The Janssen vaccine, another adenovirus vector-delivered vaccine, is the only one being tested that will be used as a single dose. “To have a single-dose vaccine, where immunity occurs faster, could be of great benefit,” Neuzil said. The vaccine was paused by the sponsor because of an unexplained illness in a participant; but it has now been cleared to go forward, and the trial will restart any day, Neuzil said.
The Novavax vaccine, the last with publicly available data, is very similar to a flu or RSV vaccine, Neuzil said. “It is quite immunogenic ... it takes two doses and requires an adjuvant,” she added.
“Safety assessments have been difficult because this is a new disease with poorly understood immunity, rare complications and long-term sequelae that are not well elucidated,” all of which makes it hard to differentiate vaccine-enhanced illness or side effects from other causes, Neuzil said.

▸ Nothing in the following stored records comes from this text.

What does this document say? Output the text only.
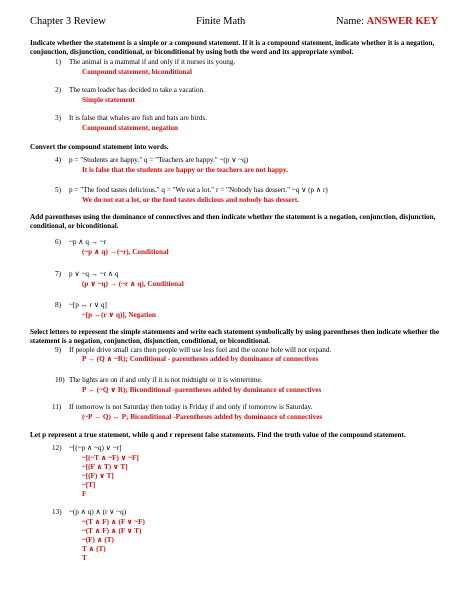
Chapter 3 Review	Finite Math	Name: ANSWER KEY
Indicate whether the statement is a simple or a compound statement. If it is a compound statement, indicate whether it is a negation, conjunction, disjunction, conditional, or biconditional by using both the word and its appropriate symbol.
1) The animal is a mammal if and only if it nurses its young.
Compound statement, biconditional
2) The team leader has decided to take a vacation.
Simple statement
3) It is false that whales are fish and bats are birds.
Compound statement, negation
Convert the compound statement into words.
4) p = "Students are happy." q = "Teachers are happy." ~(p ∨ ~q)
It is false that the students are happy or the teachers are not happy.
5) p = "The food tastes delicious." q = "We eat a lot." r = "Nobody has dessert." ~q ∨ (p ∧ r)
We do not eat a lot, or the food tastes delicious and nobody has dessert.
Add parentheses using the dominance of connectives and then indicate whether the statement is a negation, conjunction, disjunction, conditional, or biconditional.
6) ~p ∧ q → ~r
(~p ∧ q) →(~r), Conditional
7) p ∨ ~q → ~r ∧ q
(p ∨ ~q) → (~r ∧ q), Conditional
8) ~[p ↔ r ∨ q]
~[p ↔(r ∨ q)], Negation
Select letters to represent the simple statements and write each statement symbolically by using parentheses then indicate whether the statement is a negation, conjunction, disjunction, conditional, or biconditional.
9) If people drive small cars then people will use less fuel and the ozone hole will not expand.
P → (Q ∧ ~R); Conditional - parentheses added by dominance of connectives
10) The lights are on if and only if it is not midnight or it is wintertime.
P ↔ (~Q ∨ R); Biconditional -parentheses added by dominance of connectives
11) If tomorrow is not Saturday then today is Friday if and only if tomorrow is Saturday.
(~P → Q) ↔ P; Biconditional -Parentheses added by dominance of connectives
Let p represent a true statement, while q and r represent false statements. Find the truth value of the compound statement.
12) ~[(~p ∧ ~q) ∨ ~r]
~[(~T ∧ ~F) ∨ ~F]
~[(F ∧ T) ∨ T]
~[(F) ∨ T]
~[T]
F
13) ~(p ∧ q) ∧ (r ∨ ~q)
~(T ∧ F) ∧ (F ∨ ~F)
~(T ∧ F) ∧ (F ∨ T)
~(F) ∧ (T)
T ∧ (T)
T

The accelerated development of vaccines with new vaccine platforms has been challenging, but results have been positive from the massive clinical trials that are underway. This is critical, Neuzil concluded. “There are 7.5 billion people in the world and 350 million people in the United States,” she said. “We need all of these vaccines to work, and we need them to be accessible, affordable and globally available.”